Construction workers who are extending a subway line in Los Angeles’s west side have uncovered fossils from 10,000 years ago.

Since work on the extension began in 2014, fossilized remains have routinely turned up from creatures that roamed the grasslands and forests that covered the region during the last Ice Age.

The skull of a mammoth, a partial rabbit jaw, a mastodon tooth, a camel foreleg, bison vertebrae, and a tooth and ankle bone from a horse have all been discovered so far.

Ashley Leger, a palaeontologist, has been contracted by Los Angeles transportation officials to look at the site and said there is ample opportunity to get a “big find”.

“They’re making sure that they’re recovering every single fossil that could possibly show up,” Dr Leger said about her team of monitors.

“They call me anytime things are large and we need to lead an excavation.”

The biggest find so far came after 15 hours of excavation, when the team uncovered the skull of a juvenile mammoth.
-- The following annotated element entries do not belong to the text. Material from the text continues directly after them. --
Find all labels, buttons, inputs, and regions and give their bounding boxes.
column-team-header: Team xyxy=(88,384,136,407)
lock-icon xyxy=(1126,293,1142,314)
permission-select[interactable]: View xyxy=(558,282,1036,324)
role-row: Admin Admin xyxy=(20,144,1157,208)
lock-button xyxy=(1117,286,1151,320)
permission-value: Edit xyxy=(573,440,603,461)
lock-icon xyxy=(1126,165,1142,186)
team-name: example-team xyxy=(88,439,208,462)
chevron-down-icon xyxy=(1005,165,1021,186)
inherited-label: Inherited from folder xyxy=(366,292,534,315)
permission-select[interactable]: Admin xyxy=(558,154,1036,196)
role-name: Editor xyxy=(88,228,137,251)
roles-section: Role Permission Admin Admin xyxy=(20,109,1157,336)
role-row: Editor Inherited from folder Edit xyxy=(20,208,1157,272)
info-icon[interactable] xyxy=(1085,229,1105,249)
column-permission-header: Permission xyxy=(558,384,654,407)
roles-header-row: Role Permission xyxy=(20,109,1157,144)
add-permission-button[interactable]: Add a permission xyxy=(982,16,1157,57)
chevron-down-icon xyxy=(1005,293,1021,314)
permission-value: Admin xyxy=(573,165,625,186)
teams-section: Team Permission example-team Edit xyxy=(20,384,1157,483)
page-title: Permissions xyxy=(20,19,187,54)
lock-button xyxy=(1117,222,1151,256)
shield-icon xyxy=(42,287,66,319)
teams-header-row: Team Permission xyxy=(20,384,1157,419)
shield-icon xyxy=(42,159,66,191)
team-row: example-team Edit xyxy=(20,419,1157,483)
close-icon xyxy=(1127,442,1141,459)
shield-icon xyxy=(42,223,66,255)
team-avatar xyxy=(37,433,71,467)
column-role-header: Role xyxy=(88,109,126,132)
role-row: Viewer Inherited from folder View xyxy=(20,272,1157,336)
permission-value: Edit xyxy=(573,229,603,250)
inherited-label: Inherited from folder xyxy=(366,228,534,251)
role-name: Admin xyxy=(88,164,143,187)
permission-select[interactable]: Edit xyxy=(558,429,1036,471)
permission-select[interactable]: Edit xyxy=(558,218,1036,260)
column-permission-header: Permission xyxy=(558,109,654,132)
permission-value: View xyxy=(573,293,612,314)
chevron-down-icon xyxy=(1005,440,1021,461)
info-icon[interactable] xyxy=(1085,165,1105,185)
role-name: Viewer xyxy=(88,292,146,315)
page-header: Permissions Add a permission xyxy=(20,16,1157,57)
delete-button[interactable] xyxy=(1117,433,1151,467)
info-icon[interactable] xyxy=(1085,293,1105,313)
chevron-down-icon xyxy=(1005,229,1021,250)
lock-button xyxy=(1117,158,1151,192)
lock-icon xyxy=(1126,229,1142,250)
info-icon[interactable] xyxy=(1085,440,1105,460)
“It’s an absolute dream come true for me. It’s the one fossil you always want to find in your career,” Dr Leger said.

A worker on site of the Metro Purple Line extension in Los Angeles (AP)
A worker on site of the Metro Purple Line extension in Los Angeles (AP)

The skull has been moved to the La Brea Tar Pits and Museum and Dr Emily Lindsey, the assistant curator of the museum, called it a “pretty remarkable find”.

It is the size of a chair and is especially rare because both tusks remain attached. The skull is being studied and is available for public viewing inside the museum’s glass-walled Fossil Lab.

California’s stringent environmental laws require scientists to be on hand at certain construction sites.

Palaeontologists have staffed all LA subway digs beginning in the 1990s, when work started on the city’s inaugural line, said Dave Sotero, spokesman for the Los Angeles County Metropolitan Transportation Authority.

“Our crews try to be as mindful as possible to help them do their jobs. We get out of their way,” Mr Sotero added.